The French still do not understand air conditioning. I used to have mixed feelings about air conditioning. My philosophy was that you should somehow be adaptive enough and stoic enough to do without it. Or move. My perspective changed after the 2003 heatwave. It was so hot, for so long, that it killed 14,000 French people. Once you undergo suffering like that, you realize what a true gift to humanity climate engineers have made. Back in 2003, we searched high and low for any air conditioned spaces we could find. Mostly we failed. The only truly American-style refrigeration was an Irish pub run by some guy from Atlanta who knew the score. The place was packed, and, oh so deliciously cool.

Since then, apparently, nothing has changed. The sun scorched the limestone, asphalt and trees towards the end of the week, cooking the rest of us along the way. I sweated copiously and inelegantly. No air con, anywhere.

Globalization and . . .
The young people look just the same. Well, there are fewer puffy, bloated ones, and the girls are slimmer. But except for a few tell-tale gestures, they could be from San Fran, or Toronto or Chicago -- but from the hipper neighborhoods. Maybe this is a function of my age, and all the young ones are beginning to blend together. Or perhaps it's globalization being fully realized in Nikes and Gap and Puma-clad millenials. But the young women look better -- did I mention that?

(An American tourist wearing cargo shorts, a baggy polo shirt and oversized sneakers is not necessarily any more stupid looking that a Frenchman in capri shorts and a sleeveless shirt.)

. . . Exhaustion
Being in Paris this time made me recall all those gloomy, Spenglerian moans about the death of civilization. It all seemed used up, filled with relics or copies. I know there's supposed to be some techno-driven scenes in the suburbs and hip hop and whatever else, but all that's second-hand, anyway, and cancerous on top of it. That's a simple-minded measurement, but the pop culture seems derivative. (The cinema, though, seems stronger to me). High culture seems irrelevant, a means, mainly, for torturing sclerotic tourists from Tokyo and Columbus, Ohio, who trudge through the museums with grim determination, never spending more than 20 seconds in front of any painting or sculpture. The galleries seem second hand, often -- I don't know why.

But -- where's France? I didn't feel the spine of it this time; maybe my radar was off, but it all seemed to be devolving into ersatz mall culture so quickly that I considered giving the sexy le Pen daughter a call or a donation or something, though I doubt that's the answer. Deporting immigrants and a return to the Church seem both unlikely and ineffectual; the combine grinds on. Our allies are lunatics, mostly, on the fringe, crazy farmers or quiet voiced men in the background, the very deep background, meeting to discuss the influence of Free Masons or whether or not to bring back the Bourbons.

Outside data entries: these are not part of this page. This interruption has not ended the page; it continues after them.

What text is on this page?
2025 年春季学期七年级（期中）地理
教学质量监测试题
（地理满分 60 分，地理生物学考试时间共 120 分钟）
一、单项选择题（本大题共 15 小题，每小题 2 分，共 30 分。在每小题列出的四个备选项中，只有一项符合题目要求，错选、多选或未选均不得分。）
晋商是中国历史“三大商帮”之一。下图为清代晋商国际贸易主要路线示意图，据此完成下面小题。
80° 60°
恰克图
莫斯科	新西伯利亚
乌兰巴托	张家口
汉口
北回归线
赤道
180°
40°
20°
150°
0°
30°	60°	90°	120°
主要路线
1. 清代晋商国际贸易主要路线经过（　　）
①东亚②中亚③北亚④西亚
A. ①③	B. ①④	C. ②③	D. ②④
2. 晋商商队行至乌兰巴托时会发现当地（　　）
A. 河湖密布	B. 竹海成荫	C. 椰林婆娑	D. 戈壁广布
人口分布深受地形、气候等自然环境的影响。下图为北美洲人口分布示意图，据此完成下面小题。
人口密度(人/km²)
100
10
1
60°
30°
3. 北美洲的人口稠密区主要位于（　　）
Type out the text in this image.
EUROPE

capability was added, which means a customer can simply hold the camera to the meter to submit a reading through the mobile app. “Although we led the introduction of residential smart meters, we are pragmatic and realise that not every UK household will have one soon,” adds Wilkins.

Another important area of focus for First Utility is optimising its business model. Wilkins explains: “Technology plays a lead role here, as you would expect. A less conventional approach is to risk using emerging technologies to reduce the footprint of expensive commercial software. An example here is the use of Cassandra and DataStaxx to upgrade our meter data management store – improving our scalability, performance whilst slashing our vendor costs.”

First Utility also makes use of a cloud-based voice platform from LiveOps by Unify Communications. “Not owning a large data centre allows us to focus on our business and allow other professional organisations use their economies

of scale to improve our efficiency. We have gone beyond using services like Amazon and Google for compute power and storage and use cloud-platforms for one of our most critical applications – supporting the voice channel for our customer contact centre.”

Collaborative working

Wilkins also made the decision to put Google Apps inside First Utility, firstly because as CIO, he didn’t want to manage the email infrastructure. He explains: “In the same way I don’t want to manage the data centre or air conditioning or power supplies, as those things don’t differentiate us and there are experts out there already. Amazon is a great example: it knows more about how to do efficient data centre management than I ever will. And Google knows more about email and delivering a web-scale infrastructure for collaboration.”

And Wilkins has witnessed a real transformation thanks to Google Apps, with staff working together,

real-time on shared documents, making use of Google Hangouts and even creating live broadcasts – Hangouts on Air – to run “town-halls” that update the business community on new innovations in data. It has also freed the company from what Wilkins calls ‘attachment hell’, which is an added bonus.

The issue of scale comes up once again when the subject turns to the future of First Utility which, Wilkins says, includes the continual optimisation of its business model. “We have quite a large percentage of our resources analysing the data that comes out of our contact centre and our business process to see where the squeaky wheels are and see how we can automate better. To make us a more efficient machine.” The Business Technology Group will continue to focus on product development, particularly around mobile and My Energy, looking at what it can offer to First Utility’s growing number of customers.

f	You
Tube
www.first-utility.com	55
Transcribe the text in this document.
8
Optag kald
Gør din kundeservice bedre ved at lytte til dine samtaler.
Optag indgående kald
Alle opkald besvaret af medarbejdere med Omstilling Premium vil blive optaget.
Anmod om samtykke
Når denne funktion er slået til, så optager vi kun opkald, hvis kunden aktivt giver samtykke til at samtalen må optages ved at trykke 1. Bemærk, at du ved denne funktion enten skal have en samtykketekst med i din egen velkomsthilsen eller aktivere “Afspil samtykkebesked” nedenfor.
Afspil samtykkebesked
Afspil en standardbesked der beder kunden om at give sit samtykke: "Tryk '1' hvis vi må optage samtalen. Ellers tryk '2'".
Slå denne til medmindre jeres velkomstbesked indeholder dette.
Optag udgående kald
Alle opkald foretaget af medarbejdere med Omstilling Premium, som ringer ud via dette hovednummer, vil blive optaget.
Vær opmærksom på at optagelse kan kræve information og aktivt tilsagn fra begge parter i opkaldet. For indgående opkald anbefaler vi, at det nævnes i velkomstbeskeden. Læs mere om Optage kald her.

Meanwhile, everyone fiddles with their mp3 players instead of reading, the way they used to.

And. Starbucks?? McDonald's makes a kind of sense, an addition, something new, but Starbucks in Paris is so meta it must make Deleuze's head spin. So many corners seem to aspire to the same perfumed quaintness or quirkiness you have your nose rubbed into in those refurbished centers in American cities. Just stop with that, okay? Stop. You want all that stuff, come over here, or visit Singapore.

I'm cutting myself off here -- maybe I'll write some more in another post. I did strongly feel that we're at the end of an era, maybe the way people felt in 1913. The new era is probably with us already, and we haven't noticed it -- take the obsession with prosthetics, with robotics, with the eye and the finger tip.

And with the apocalypse, as we quietly choke under the hazy yellow skies.